You calibrate your stereo cameras to rectify your stereo pictures. Yo do need to rectify the pictures but it is also possible to rectify them without having calibrated cameras. If you have only few pictures to process you can do it in Photoshop or the like by shifting or rotating the images so that matching points are on the same line. If you have a higher number of pictures to process you can do it like you tried in your code.
I did not go through your code in detail but I suppose you should check whether matching points are on the same row.
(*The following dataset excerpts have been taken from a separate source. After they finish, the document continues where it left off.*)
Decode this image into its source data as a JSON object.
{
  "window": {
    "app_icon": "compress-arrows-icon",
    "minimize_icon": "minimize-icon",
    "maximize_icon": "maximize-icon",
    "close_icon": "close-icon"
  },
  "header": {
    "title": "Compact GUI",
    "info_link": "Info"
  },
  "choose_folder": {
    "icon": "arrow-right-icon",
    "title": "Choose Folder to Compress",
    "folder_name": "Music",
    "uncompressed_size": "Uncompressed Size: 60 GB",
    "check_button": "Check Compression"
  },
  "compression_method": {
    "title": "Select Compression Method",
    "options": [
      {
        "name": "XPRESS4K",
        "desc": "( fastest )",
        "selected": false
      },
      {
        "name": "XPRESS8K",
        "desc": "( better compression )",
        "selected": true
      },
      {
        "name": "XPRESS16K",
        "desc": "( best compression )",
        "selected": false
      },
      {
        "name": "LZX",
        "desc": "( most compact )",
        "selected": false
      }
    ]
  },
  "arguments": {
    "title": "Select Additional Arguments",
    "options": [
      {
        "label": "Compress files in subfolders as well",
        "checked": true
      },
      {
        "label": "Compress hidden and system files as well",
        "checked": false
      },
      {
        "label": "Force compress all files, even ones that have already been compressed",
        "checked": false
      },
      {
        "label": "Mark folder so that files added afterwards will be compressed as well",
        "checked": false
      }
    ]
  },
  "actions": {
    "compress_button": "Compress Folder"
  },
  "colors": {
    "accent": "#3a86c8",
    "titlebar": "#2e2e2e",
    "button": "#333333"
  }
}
In your sample pictures this is actually the case and using StereoSGMB instead of StereoBM I got some better yet still very noisy result.
It is a bit of parameter tuning to get good results in StereoSGMB. Also note that the result for the block in the back is much better than for the objects in the front because the block has a textured surface.
Here's the parameters I used:
Ptr<StereoSGBM> sgbm = StereoSGBM::create(0, //int minDisparity
96, //int numDisparities
5, //int SADWindowSize
600, //int P1 = 0
2400, //int P2 = 0
20, //int disp12MaxDiff = 0
16, //int preFilterCap = 0
1, //int uniquenessRatio = 0
100, //int speckleWindowSize = 0
20, //int speckleRange = 0
true); //bool fullDP = false
sgbm->compute(left, right, disp);
Best Answer
I figured it out! it was the "imread" function in OPENCV which was causing problems! I used "cvLoadImage" instead. I also put the images in the folder of the project right next to CPP files and also in DEBUG folders. It is working fine now. Apparently the "IMREAD" function is a known problem in OPENCV!